Excuse me? Squink, but, I don’t recall having my blood tested for PFOA, nor do I know anyone else who has. The only way that statement can be true is, if everyone on the planet is tested! If they had said “it is speculated,” or “we believe,” maybe.
Is there even a test for the trace amounts of which they speak?

He shortened the title. It actually said “Teflon chemical found in the blood of everyone on Earth except picunurse; scientists puzzled”

There are no absolutes, including, of course, that statement.

I’d just like to point out that the links so far submitted refer to small molecules associated with plastics, not plastics (as noted a very broad category of molecules) themselves. That these molecules have been found in humans should come as no surprise, given their ubiquity as well as the ever-increasing sensitivity of analytical instrumentation. If a molecule is in the enviroment, and if you look for it hard enough in a person, chances are you’ll find it.

So, to the OP; are small-molecule plasticizers, flame retardants, and other molecules used in the manufacturing of plastics in the blood of people exposed to them? Undoubtedly. Are long-chain sybthetic polymers themselves to be found in human blood? Highly doubtful.

Oh, come on. Not even scientists take such statements literally. If I said that water is found in the blood of every living human on earth, would you also object to that statement on the basis that not everyone’s blood has been tested?

Most likely what Squink or his source means is that blood samples were taken from a sampling of people around the world, and the sample size was sufficiently large to state within a given confidence interval (typically 95%) that the results apply to everyone else on earth as well. This is basic first-year statistics.

I agree with what you say but there is no evidence that such an analysis was done, or that the scientists themselves came to such a conclusion. It appears to me that the author of the article sensationalized the findings by adding the “everybody on earth” lead-in.

The closest thing to this actually quoted was

and there is no mention at all of data that led to this conclusion.

I’ve heard that human beings are just one molecule away from plastic away. . . :eek:

Nah, we’re water with a few impurities.

Alcohol is NOT an impurity.

Yeah, it’s a statistical universe, and we can wrap ourselves in knots riddles and enigmas by pondering our lack of proof that the sun will rise in the east tomorrow, or not. That headline was written by a journalist who probably can’t even pronounce ‘perfluorooctanoic.’ Cut em some slack.
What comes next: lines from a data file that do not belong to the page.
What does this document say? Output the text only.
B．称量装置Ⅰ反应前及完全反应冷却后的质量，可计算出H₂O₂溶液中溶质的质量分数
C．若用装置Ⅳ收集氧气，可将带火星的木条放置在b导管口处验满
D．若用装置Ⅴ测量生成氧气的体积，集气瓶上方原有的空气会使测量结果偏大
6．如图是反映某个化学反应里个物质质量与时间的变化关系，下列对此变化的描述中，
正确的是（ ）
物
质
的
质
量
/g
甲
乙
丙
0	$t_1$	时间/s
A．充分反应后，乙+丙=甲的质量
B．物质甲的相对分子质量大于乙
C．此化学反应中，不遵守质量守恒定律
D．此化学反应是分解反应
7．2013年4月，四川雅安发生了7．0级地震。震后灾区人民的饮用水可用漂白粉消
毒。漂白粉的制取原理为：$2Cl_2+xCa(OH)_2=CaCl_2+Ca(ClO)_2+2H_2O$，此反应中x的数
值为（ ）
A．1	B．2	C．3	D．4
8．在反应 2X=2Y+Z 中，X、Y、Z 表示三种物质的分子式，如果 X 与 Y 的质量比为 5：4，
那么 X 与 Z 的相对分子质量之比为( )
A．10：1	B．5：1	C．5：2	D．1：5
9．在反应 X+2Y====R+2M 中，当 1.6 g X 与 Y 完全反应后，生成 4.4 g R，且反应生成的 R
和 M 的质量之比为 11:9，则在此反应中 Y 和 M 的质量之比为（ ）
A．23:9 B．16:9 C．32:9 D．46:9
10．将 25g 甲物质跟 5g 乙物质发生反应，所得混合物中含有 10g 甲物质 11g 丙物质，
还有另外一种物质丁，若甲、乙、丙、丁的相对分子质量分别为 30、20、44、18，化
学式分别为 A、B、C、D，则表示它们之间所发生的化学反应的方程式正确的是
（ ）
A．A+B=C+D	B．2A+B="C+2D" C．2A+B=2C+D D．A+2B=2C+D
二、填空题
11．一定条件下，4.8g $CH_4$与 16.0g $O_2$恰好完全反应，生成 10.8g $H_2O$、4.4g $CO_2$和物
You can probably do it by extracting a 5ml sample of serum with dichloromethane/HCl, running it over a little column, slipping it into a little TOF Mass spectrometer, and measuring the size of the peak at 414 amu. A part per billion isn’t as hard to measure as it used to be.
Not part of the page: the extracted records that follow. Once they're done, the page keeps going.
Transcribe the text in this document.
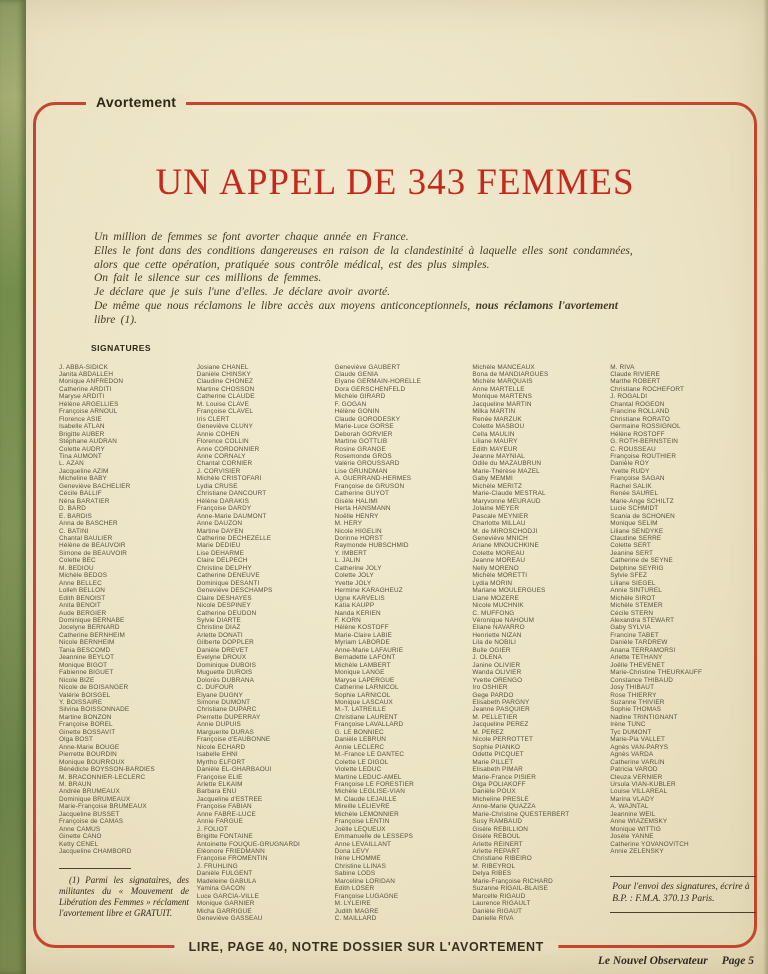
Avortement
UN APPEL DE 343 FEMMES
Un million de femmes se font avorter chaque année en France.
Elles le font dans des conditions dangereuses en raison de la clandestinité à laquelle elles sont condamnées,
alors que cette opération, pratiquée sous contrôle médical, est des plus simples.
On fait le silence sur ces millions de femmes.
Je déclare que je suis l'une d'elles. Je déclare avoir avorté.
De même que nous réclamons le libre accès aux moyens anticonceptionnels, nous réclamons l'avortement
libre (1).
SIGNATURES
J. ABBA-SIDICK
Janita ABDALLEH
Monique ANFREDON
Catherine ARDITI
Maryse ARDITI
Hélène ARGELLIES
Françoise ARNOUL
Florence ASIE
Isabelle ATLAN
Brigitte AUBER
Stéphane AUDRAN
Colette AUDRY
Tina AUMONT
L. AZAN
Jacqueline AZIM
Micheline BABY
Geneviève BACHELIER
Cécile BALLIF
Néna BARATIER
D. BARD
E. BARDIS
Anna de BASCHER
C. BATINI
Chantal BAULIER
Hélène de BEAUVOIR
Simone de BEAUVOIR
Colette BEC
M. BEDIOU
Michèle BEDOS
Anne BELLEC
Lolleh BELLON
Edith BENOIST
Anita BENOIT
Aude BERGIER
Dominique BERNABE
Jocelyne BERNARD
Catherine BERNHEIM
Nicole BERNHEIM
Tania BESCOMD
Jeannine BEYLOT
Monique BIGOT
Fabienne BIGUET
Nicole BIZE
Nicole de BOISANGER
Valérie BOISGEL
Y. BOISSAIRE
Silvina BOISSONNADE
Martine BONZON
Françoise BOREL
Ginette BOSSAVIT
Olga BOST
Anne-Marie BOUGE
Pierrette BOURDIN
Monique BOURROUX
Bénédicte BOYSSON-BARDIES
M. BRACONNIER-LECLERC
M. BRAUN
Andrée BRUMEAUX
Dominique BRUMEAUX
Marie-Françoise BRUMEAUX
Jacqueline BUSSET
Françoise de CAMAS
Anne CAMUS
Ginette CANO
Ketty CENEL
Jacqueline CHAMBORD

(1) Parmi les signataires, des militantes du « Mouvement de Libération des Femmes » réclament l'avortement libre et GRATUIT.

Josiane CHANEL
Danièle CHINSKY
Claudine CHONEZ
Martine CHOSSON
Catherine CLAUDE
M. Louise CLAVE
Françoise CLAVEL
Iris CLERT
Geneviève CLUNY
Annie COHEN
Florence COLLIN
Anne CORDONNIER
Anne CORNALY
Chantal CORNIER
J. CORVISIER
Michèle CRISTOFARI
Lydia CRUSE
Christiane DANCOURT
Hélène DARAKIS
Françoise DARDY
Anne-Marie DAUMONT
Anne DAUZON
Martine DAYEN
Catherine DECHEZELLE
Marie DEDIEU
Lise DEHARME
Claire DELPECH
Christine DELPHY
Catherine DENEUVE
Dominique DESANTI
Geneviève DESCHAMPS
Claire DESHAYES
Nicole DESPINEY
Catherine DEUDON
Sylvie DIARTE
Christine DIAZ
Arlette DONATI
Gilberte DOPPLER
Danièle DREVET
Evelyne DROUX
Dominique DUBOIS
Muguette DUROIS
Dolorès DUBRANA
C. DUFOUR
Elyane DUGNY
Simone DUMONT
Christiane DUPARC
Pierrette DUPERRAY
Annie DUPUIS
Marguerite DURAS
Françoise d'EAUBONNE
Nicole ECHARD
Isabelle EHNI
Myrtho ELFORT
Danièle EL-GHARBAOUI
Françoise ELIE
Arlette ELKAIM
Barbara ENU
Jacqueline d'ESTREE
Françoise FABIAN
Anne FABRE-LUCE
Annie FARGUE
J. FOLIOT
Brigitte FONTAINE
Antoinette FOUQUE-GRUGNARDI
Eléonore FRIEDMANN
Françoise FROMENTIN
J. FRUHLING
Danièle FULGENT
Madeleine GABULA
Yamina GACON
Luce GARCIA-VILLE
Monique GARNIER
Micha GARRIGUE
Geneviève GASSEAU
Geneviève GAUBERT
Claude GENIA
Elyane GERMAIN-HORELLE
Dora GERSCHENFELD
Michèle GIRARD
F. GOGAN
Hélène GONIN
Claude GORODESKY
Marie-Luce GORSE
Deborah GORVIER
Martine GOTTLIB
Rosine GRANGE
Rosemonde GROS
Valérie GROUSSARD
Lise GRUNDMAN
A. GUERRAND-HERMES
Françoise de GRUSON
Catherine GUYOT
Gisèle HALIMI
Herta HANSMANN
Noëlle HENRY
M. HERY
Nicole HIGELIN
Dorinne HORST
Raymonde HUBSCHMID
Y. IMBERT
L. JALIN
Catherine JOLY
Colette JOLY
Yvette JOLY
Hermine KARAGHEUZ
Ugne KARVELIS
Katia KAUPP
Nanda KERIEN
F. KORN
Hélène KOSTOFF
Marie-Claire LABIE
Myriam LABORDE
Anne-Marie LAFAURIE
Bernadette LAFONT
Michèle LAMBERT
Monique LANGE
Maryse LAPERGUE
Catherine LARNICOL
Sophie LARNICOL
Monique LASCAUX
M.-T. LATREILLE
Christiane LAURENT
Françoise LAVALLARD
G. LE BONNIEC
Danièle LEBRUN
Annie LECLERC
M.-France LE DANTEC
Colette LE DIGOL
Violette LEDUC
Martine LEDUC-AMEL
Françoise LE FORESTIER
Michèle LEGLISE-VIAN
M. Claude LEJAILLE
Mireille LELIEVRE
Michèle LEMONNIER
Françoise LENTIN
Joëlle LEQUEUX
Emmanuelle de LESSEPS
Anne LEVAILLANT
Dona LEVY
Irène LHOMME
Christine LLINAS
Sabine LODS
Marceline LORIDAN
Edith LOSER
Françoise LUGAGNE
M. LYLEIRE
Judith MAGRE
C. MAILLARD
Michèle MANCEAUX
Bona de MANDIARGUES
Michèle MARQUAIS
Anne MARTELLE
Monique MARTENS
Jacqueline MARTIN
Milka MARTIN
Renée MARZUK
Colette MASBOU
Cella MAULIN
Liliane MAURY
Edith MAYEUR
Jeanne MAYNIAL
Odile du MAZAUBRUN
Marie-Thérèse MAZEL
Gaby MEMMI
Michèle MERITZ
Marie-Claude MESTRAL
Maryvonne MEURAUD
Jolaine MEYER
Pascale MEYNIER
Charlotte MILLAU
M. de MIROSCHODJI
Geneviève MNICH
Ariane MNOUCHKINE
Colette MOREAU
Jeanne MOREAU
Nelly MORENO
Michèle MORETTI
Lydia MORIN
Mariane MOULERGUES
Liane MOZERE
Nicole MUCHNIK
C. MUFFONG
Véronique NAHOUM
Eliane NAVARRO
Henriette NIZAN
Lila de NOBILI
Bulle OGIER
J. OLENA
Janine OLIVIER
Wanda OLIVIER
Yvette ORENGO
Iro OSHIER
Gege PARDO
Elisabeth PARGNY
Jeanne PASQUIER
M. PELLETIER
Jacqueline PEREZ
M. PEREZ
Nicole PERROTTET
Sophie PIANKO
Odette PICQUET
Marie PILLET
Elisabeth PIMAR
Marie-France PISIER
Olga POLIAKOFF
Danièle POUX
Micheline PRESLE
Anne-Marie QUAZZA
Marie-Christine QUESTERBERT
Susy RAMBAUD
Gisèle REBILLION
Gisèle REBOUL
Arlette REINERT
Arlette REPART
Christiane RIBEIRO
M. RIBEYROL
Delya RIBES
Marie-Françoise RICHARD
Suzanne RIGAIL-BLAISE
Marcelle RIGAUD
Laurence RIGAULT
Danièle RIGAUT
Danielle RIVA
M. RIVA
Claude RIVIERE
Marthe ROBERT
Christiane ROCHEFORT
J. ROGALDI
Chantal ROGEON
Francine ROLLAND
Christiane RORATO
Germaine ROSSIGNOL
Hélène ROSTOFF
G. ROTH-BERNSTEIN
C. ROUSSEAU
Françoise ROUTHIER
Danièle ROY
Yvette RUDY
Françoise SAGAN
Rachel SALIK
Renée SAUREL
Marie-Ange SCHILTZ
Lucie SCHMIDT
Scania de SCHONEN
Monique SELIM
Liliane SENDYKE
Claudine SERRE
Colette SERT
Jeanine SERT
Catherine de SEYNE
Delphine SEYRIG
Sylvie SFEZ
Liliane SIEGEL
Annie SINTUREL
Michèle SIROT
Michèle STEMER
Cécile STERN
Alexandra STEWART
Gaby SYLVIA
Francine TABET
Danièle TARDREW
Anana TERRAMORSI
Arlette TETHANY
Joëlle THEVENET
Marie-Christine THEURKAUFF
Constance THIBAUD
Josy THIBAUT
Rose THIERRY
Suzanne THIVIER
Sophie THOMAS
Nadine TRINTIGNANT
Irène TUNC
Tyc DUMONT
Marie-Pia VALLET
Agnès VAN-PARYS
Agnès VARDA
Catherine VARLIN
Patricia VAROD
Cleuza VERNIER
Ursula VIAN-KUBLER
Louise VILLAREAL
Marina VLADY
A. WAJNTAL
Jeannine WEIL
Anne WIAZEMSKY
Monique WITTIG
Josèle YANNE
Catherine YOVANOVITCH
Annie ZELENSKY
Pour l'envoi des signatures, écrire à B.P. : F.M.A. 370.13 Paris.
LIRE, PAGE 40, NOTRE DOSSIER SUR L'AVORTEMENT
Le Nouvel Observateur Page 5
So an article in the popular press seems to have badly mistated the result of a scientific study.

I’m SHOCKED! SHOCKED, I TELLS YA!

:: sigh ::
If we’re lucky, our science reporters at least have a minor in some sort of science. It seems endemic to scientific reporting that claims are heavily butchered in the press. We’re lucky if the reporter writing the story has even read the abstract to a study before reporting on it.

Soylent Green is… margarine? :confused:

I have heard that doctors have found carbon in all patients where they have looked for it!

The aliens must have put it there! There’s no other explanation!